Other causes of neutropenia are discussed separately. (See "Overview of neutropenia" and "Congenital neutropenia".)
Cyclic neutropenia is a rare, dominantly inherited disorder with variable expression and an estimated incidence of one to two per million [1,2]. It is characterized by neutropenia that recurs every 14 to 35 days, although over 90 percent of patients exhibit a cycle period of 21 days . While the disease tends to be benign, several affected patients have died of infection . Most of the patients present in the first year of life.
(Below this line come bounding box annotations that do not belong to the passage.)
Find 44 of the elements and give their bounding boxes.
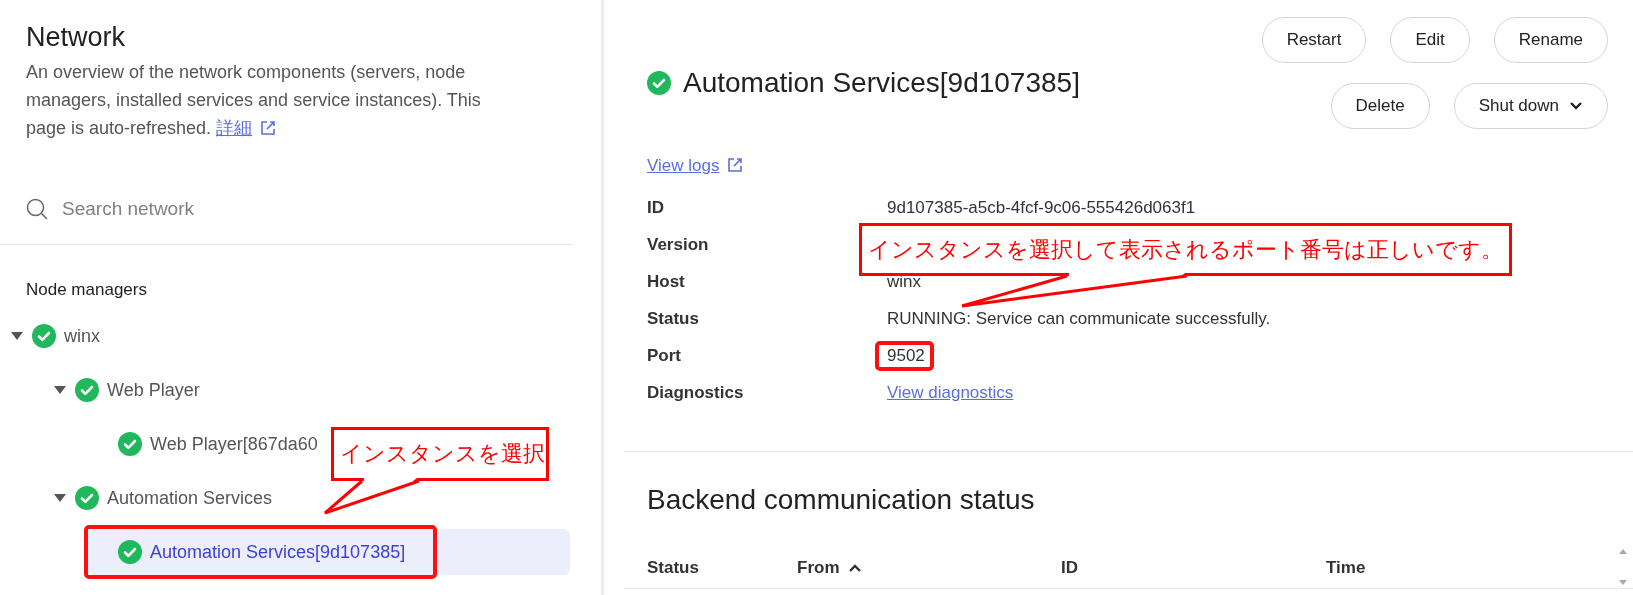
tree-item[interactable]: Web Player[867da60 [88,421,318,467]
field-label: Port [647,345,681,366]
status-check-icon [118,432,142,456]
external-link-icon[interactable] [260,120,277,136]
action-button[interactable]: Restart [1261,17,1367,63]
callout-note: インスタンスを選択 [331,427,549,481]
column-header[interactable]: Status [647,558,699,578]
status-check-icon [647,71,671,95]
instance-title: Automation Services[9d107385] [647,37,1080,129]
chevron-down-icon [1569,101,1583,111]
field-label: ID [647,197,664,218]
callout-note: インスタンスを選択して表示されるポート番号は正しいです。 [859,223,1512,276]
action-button[interactable]: Shut down [1453,83,1608,129]
section-heading: Backend communication status [647,483,1036,517]
page-title: Network [26,21,127,54]
column-header[interactable]: Time [1326,558,1366,578]
action-button[interactable]: Rename [1493,17,1608,63]
column-header[interactable]: ID [1061,558,1078,578]
field-label: Version [647,234,709,255]
field-label: Status [647,308,699,329]
tree-item[interactable]: Web Player [45,367,200,413]
external-link-icon[interactable] [727,157,744,173]
tree-item[interactable]: Automation Services [45,475,273,521]
details-link[interactable]: 詳細 [216,118,253,138]
field-value: 9502 [883,345,929,366]
action-button[interactable]: Delete [1330,83,1430,129]
field-value: 9d107385-a5cb-4fcf-9c06-555426d063f1 [886,197,1197,218]
action-button[interactable]: Edit [1390,17,1470,63]
status-check-icon [75,378,99,402]
field-label: Diagnostics [647,382,744,403]
field-value: RUNNING: Service can communicate successfully. [886,308,1272,329]
tree-item[interactable]: Automation Services[9d107385] [88,529,434,575]
view-logs-link[interactable]: View logs [647,156,720,175]
status-check-icon [118,540,142,564]
search-icon [26,198,48,220]
tree-item[interactable]: winx [2,313,100,359]
page-description: An overview of the network components (servers, node managers, installed services and service instances). This page is auto-refreshed. 詳細 [26,61,482,140]
field-label: Host [647,271,685,292]
status-check-icon [32,324,56,348]
search-field[interactable]: Search network [60,197,426,221]
section-title: Node managers [26,279,148,301]
column-header[interactable]: From [797,558,862,578]
status-check-icon [75,486,99,510]
diagnostics-link[interactable]: View diagnostics [887,382,1014,402]
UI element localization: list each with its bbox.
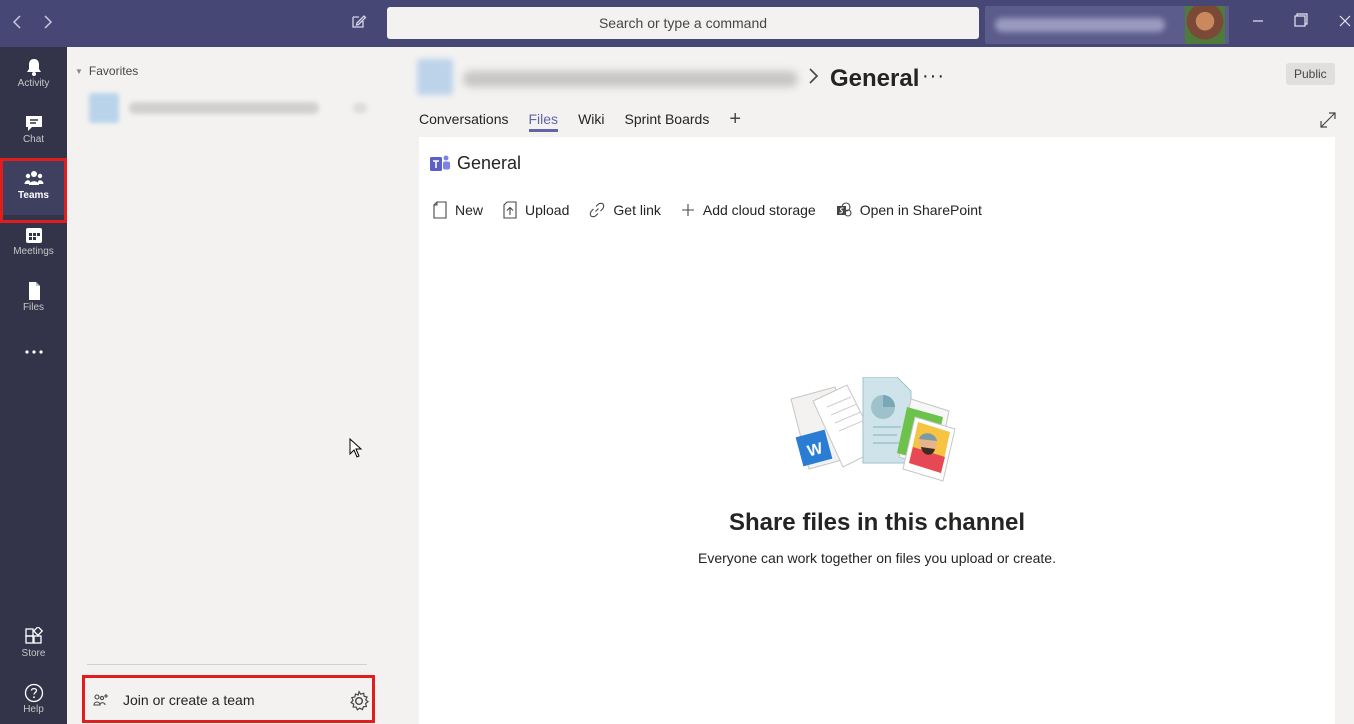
- upload-label: Upload: [525, 202, 570, 218]
- favorites-header[interactable]: ▼ Favorites: [75, 64, 138, 78]
- team-name-blurred[interactable]: [463, 71, 798, 87]
- add-team-icon: [93, 694, 108, 706]
- mouse-cursor-icon: [349, 438, 363, 458]
- sharepoint-icon: [836, 202, 852, 217]
- open-in-sharepoint-button[interactable]: Open in SharePoint: [836, 202, 982, 218]
- tab-sprint-boards[interactable]: Sprint Boards: [625, 111, 710, 132]
- profile-area[interactable]: [985, 6, 1229, 44]
- search-input[interactable]: Search or type a command: [387, 7, 979, 39]
- user-name-blurred: [995, 18, 1165, 32]
- active-indicator: [0, 159, 3, 215]
- breadcrumb-chevron-icon: [807, 67, 819, 91]
- files-toolbar: New Upload Get link Add cloud storage Op…: [433, 201, 1002, 219]
- rail-label: Chat: [22, 134, 45, 145]
- rail-label: Meetings: [13, 246, 54, 257]
- main-content: General ··· Public Conversations Files W…: [387, 47, 1354, 724]
- new-file-icon: [433, 201, 447, 219]
- teams-icon: [24, 171, 43, 185]
- minimize-button[interactable]: [1243, 10, 1273, 36]
- compose-button[interactable]: [347, 10, 371, 36]
- join-label: Join or create a team: [123, 692, 255, 708]
- caret-down-icon: ▼: [75, 66, 83, 76]
- share-files-illustration: W: [790, 377, 956, 482]
- upload-icon: [503, 201, 517, 219]
- chevron-left-icon: [12, 15, 21, 29]
- rail-item-files[interactable]: Files: [0, 271, 67, 327]
- calendar-icon: [25, 228, 42, 243]
- teams-logo-icon: [430, 155, 450, 171]
- chevron-right-icon: [44, 15, 53, 29]
- compose-icon: [352, 15, 367, 28]
- get-link-label: Get link: [613, 202, 661, 218]
- favorites-label: Favorites: [88, 64, 139, 78]
- rail-item-help[interactable]: Help: [0, 673, 67, 724]
- restore-icon: [1294, 13, 1308, 27]
- folder-title-text: General: [457, 153, 522, 173]
- help-icon: [24, 683, 43, 703]
- search-placeholder: Search or type a command: [598, 15, 768, 31]
- add-cloud-label: Add cloud storage: [702, 202, 816, 218]
- plus-icon: [681, 204, 694, 216]
- teams-list-panel: ▼ Favorites Join or create a team: [67, 47, 387, 724]
- get-link-button[interactable]: Get link: [589, 202, 661, 218]
- chat-icon: [25, 116, 42, 131]
- gear-icon[interactable]: [348, 690, 370, 712]
- team-avatar-blurred: [417, 59, 453, 95]
- title-bar: Search or type a command: [0, 0, 1354, 47]
- file-icon: [28, 282, 40, 300]
- divider: [87, 664, 367, 665]
- add-tab-button[interactable]: +: [729, 109, 741, 129]
- restore-button[interactable]: [1286, 10, 1316, 36]
- rail-label: Help: [23, 704, 44, 715]
- store-icon: [24, 627, 43, 644]
- empty-state-subtitle: Everyone can work together on files you …: [698, 550, 1056, 566]
- avatar[interactable]: [1185, 6, 1225, 44]
- channel-more-button[interactable]: ···: [922, 65, 945, 88]
- minimize-icon: [1253, 20, 1263, 22]
- rail-item-store[interactable]: Store: [0, 617, 67, 673]
- forward-button[interactable]: [35, 10, 59, 36]
- team-name-blurred: [129, 102, 319, 114]
- tab-conversations[interactable]: Conversations: [419, 111, 509, 132]
- tab-files[interactable]: Files: [528, 111, 559, 132]
- rail-item-activity[interactable]: Activity: [0, 47, 67, 103]
- rail-item-teams[interactable]: Teams: [0, 159, 67, 215]
- app-rail: Activity Chat Teams Meetings Files Store…: [0, 47, 67, 724]
- visibility-badge: Public: [1286, 63, 1335, 85]
- rail-label: Activity: [17, 78, 50, 89]
- files-pane: General New Upload Get link Add cloud st…: [419, 137, 1335, 724]
- more-icon: [24, 350, 43, 354]
- folder-title: General: [429, 153, 521, 174]
- channel-tabs: Conversations Files Wiki Sprint Boards +: [419, 109, 741, 139]
- close-button[interactable]: [1330, 10, 1354, 36]
- rail-label: Store: [21, 648, 46, 659]
- rail-label: Teams: [18, 190, 49, 201]
- channel-title: General: [830, 65, 920, 92]
- close-icon: [1339, 15, 1351, 27]
- back-button[interactable]: [6, 10, 30, 36]
- bell-icon: [26, 59, 41, 76]
- rail-label: Files: [22, 302, 45, 313]
- join-or-create-team-button[interactable]: Join or create a team: [87, 681, 373, 719]
- upload-button[interactable]: Upload: [503, 201, 569, 219]
- team-more-icon[interactable]: [353, 103, 367, 113]
- expand-icon[interactable]: [1319, 111, 1337, 129]
- rail-item-meetings[interactable]: Meetings: [0, 215, 67, 271]
- open-sharepoint-label: Open in SharePoint: [859, 202, 982, 218]
- team-avatar-blurred: [89, 93, 119, 123]
- new-label: New: [455, 202, 484, 218]
- link-icon: [590, 202, 605, 218]
- rail-item-more[interactable]: [0, 337, 67, 373]
- empty-state-title: Share files in this channel: [728, 509, 1026, 536]
- new-button[interactable]: New: [433, 201, 483, 219]
- team-item[interactable]: [83, 91, 373, 125]
- tab-wiki[interactable]: Wiki: [578, 111, 604, 132]
- rail-item-chat[interactable]: Chat: [0, 103, 67, 159]
- add-cloud-storage-button[interactable]: Add cloud storage: [681, 202, 816, 218]
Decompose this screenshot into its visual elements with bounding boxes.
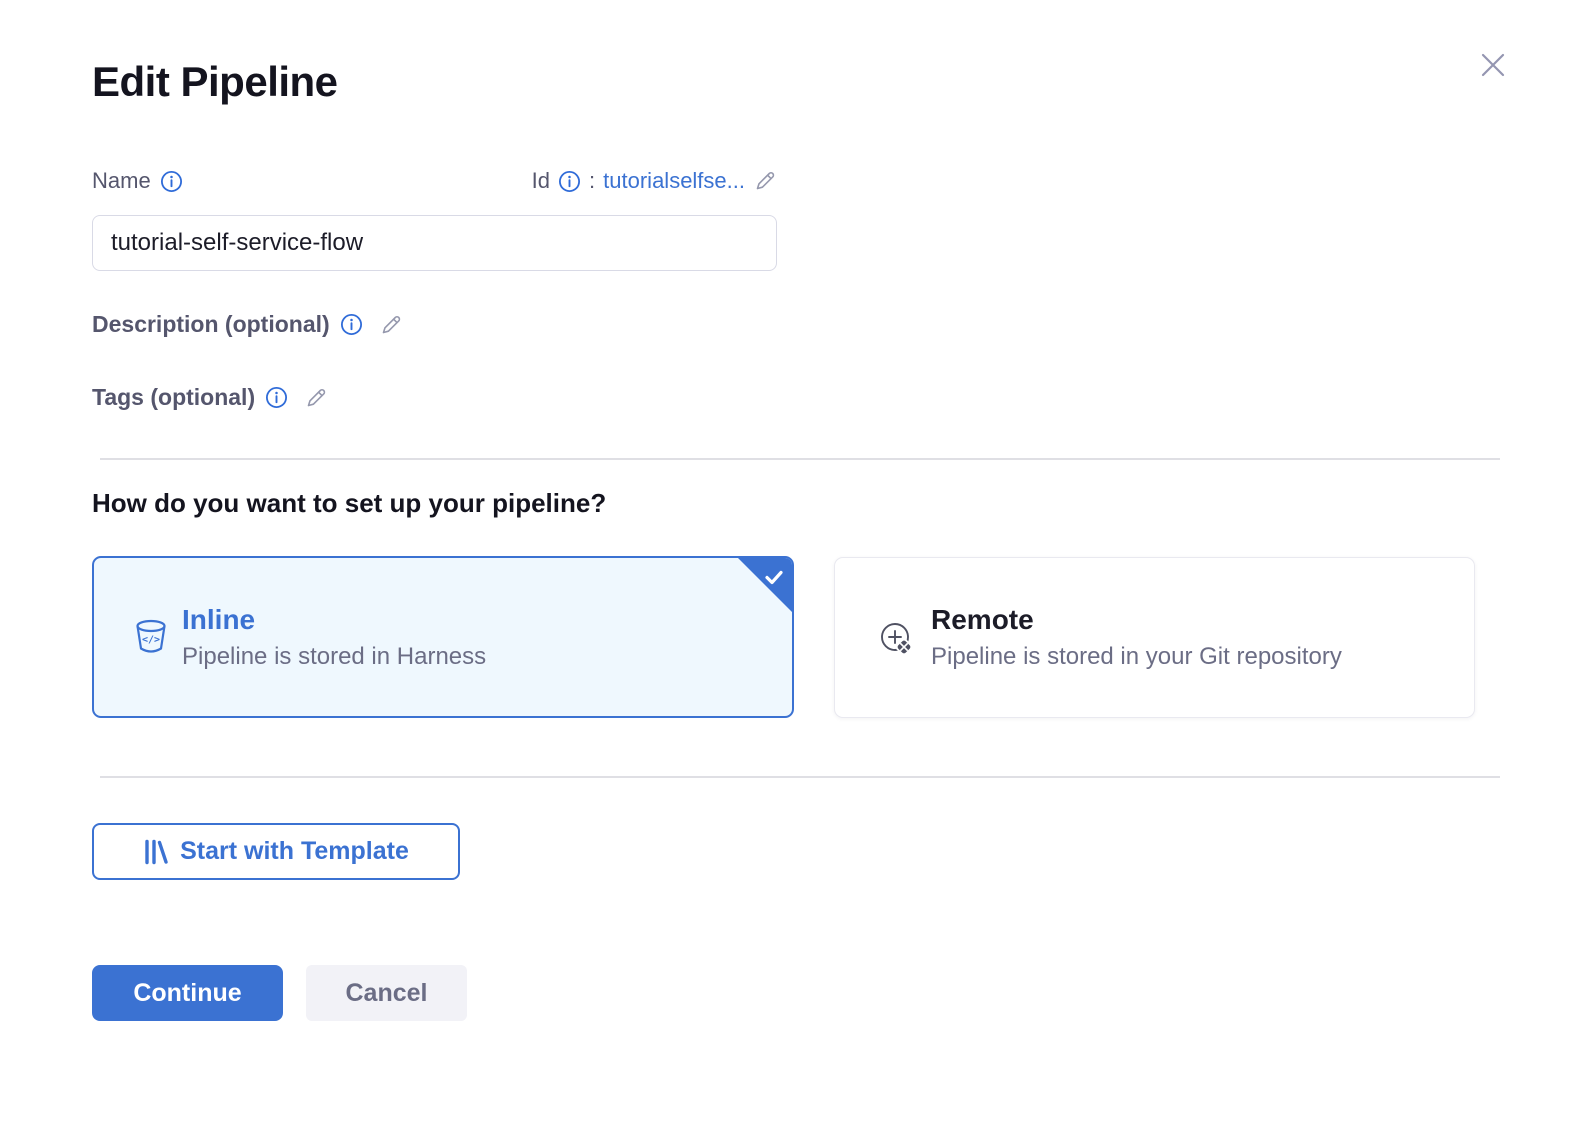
- close-button[interactable]: [1468, 40, 1518, 90]
- continue-label: Continue: [133, 979, 241, 1007]
- start-with-template-button[interactable]: Start with Template: [92, 823, 460, 880]
- pipeline-name-input[interactable]: [92, 215, 777, 271]
- pipeline-id-link[interactable]: tutorialselfse...: [603, 168, 745, 194]
- remote-card-content: Remote Pipeline is stored in your Git re…: [835, 558, 1474, 717]
- edit-pipeline-modal: Edit Pipeline Name Id: [0, 0, 1594, 1134]
- cancel-button[interactable]: Cancel: [306, 965, 467, 1021]
- name-label-group: Name: [92, 168, 183, 194]
- tags-edit-icon[interactable]: [304, 386, 328, 410]
- remote-card-text: Remote Pipeline is stored in your Git re…: [931, 604, 1342, 671]
- description-row: Description (optional): [92, 311, 403, 338]
- id-info-icon[interactable]: [558, 170, 581, 193]
- inline-card-text: Inline Pipeline is stored in Harness: [182, 604, 486, 671]
- tags-row: Tags (optional): [92, 384, 328, 411]
- inline-card-title: Inline: [182, 604, 486, 636]
- continue-button[interactable]: Continue: [92, 965, 283, 1021]
- setup-question-heading: How do you want to set up your pipeline?: [92, 488, 606, 519]
- id-edit-icon[interactable]: [753, 169, 777, 193]
- close-icon: [1477, 49, 1509, 81]
- id-separator: :: [589, 168, 595, 194]
- template-library-icon: [143, 838, 169, 866]
- cancel-label: Cancel: [346, 979, 428, 1007]
- tags-info-icon[interactable]: [265, 386, 288, 409]
- divider: [100, 458, 1500, 460]
- tags-label: Tags (optional): [92, 384, 255, 411]
- start-with-template-label: Start with Template: [180, 837, 409, 866]
- remote-card-description: Pipeline is stored in your Git repositor…: [931, 643, 1342, 671]
- remote-git-icon: [875, 617, 917, 659]
- inline-card-content: </> Inline Pipeline is stored in Harness: [94, 558, 792, 716]
- store-type-card-inline[interactable]: </> Inline Pipeline is stored in Harness: [92, 556, 794, 718]
- selected-check-icon: [762, 565, 786, 589]
- remote-card-title: Remote: [931, 604, 1342, 636]
- id-label: Id: [532, 168, 550, 194]
- name-label: Name: [92, 168, 151, 194]
- description-label: Description (optional): [92, 311, 330, 338]
- description-info-icon[interactable]: [340, 313, 363, 336]
- svg-text:</>: </>: [142, 635, 160, 646]
- divider: [100, 776, 1500, 778]
- inline-code-bucket-icon: </>: [134, 618, 168, 656]
- name-id-row: Name Id : tutorialselfse...: [92, 168, 777, 194]
- store-type-card-remote[interactable]: Remote Pipeline is stored in your Git re…: [834, 557, 1475, 718]
- inline-card-description: Pipeline is stored in Harness: [182, 643, 486, 671]
- name-info-icon[interactable]: [160, 170, 183, 193]
- description-edit-icon[interactable]: [379, 313, 403, 337]
- page-title: Edit Pipeline: [92, 58, 338, 106]
- pipeline-id-group: Id : tutorialselfse...: [532, 168, 777, 194]
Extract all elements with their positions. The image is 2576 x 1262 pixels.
There is an acquired adult onset form of cyclic neutropenia; however, it is autoimmune rather than genetic in nature and has been found in association with T cell large granular lymphocyte leukemia. (See "Clinical manifestations, pathologic features, and diagnosis of T cell large granular lymphocyte leukemia", section on 'Clinical features'.)
Cyclic neutropenia can be cured by hematopoietic cell transplantation in an animal model  and has been transferred from an affected human donor to a recipient following hematopoietic cell transplantation , demonstrating that this disorder is an intrinsic disorder of bone marrow progenitor cells.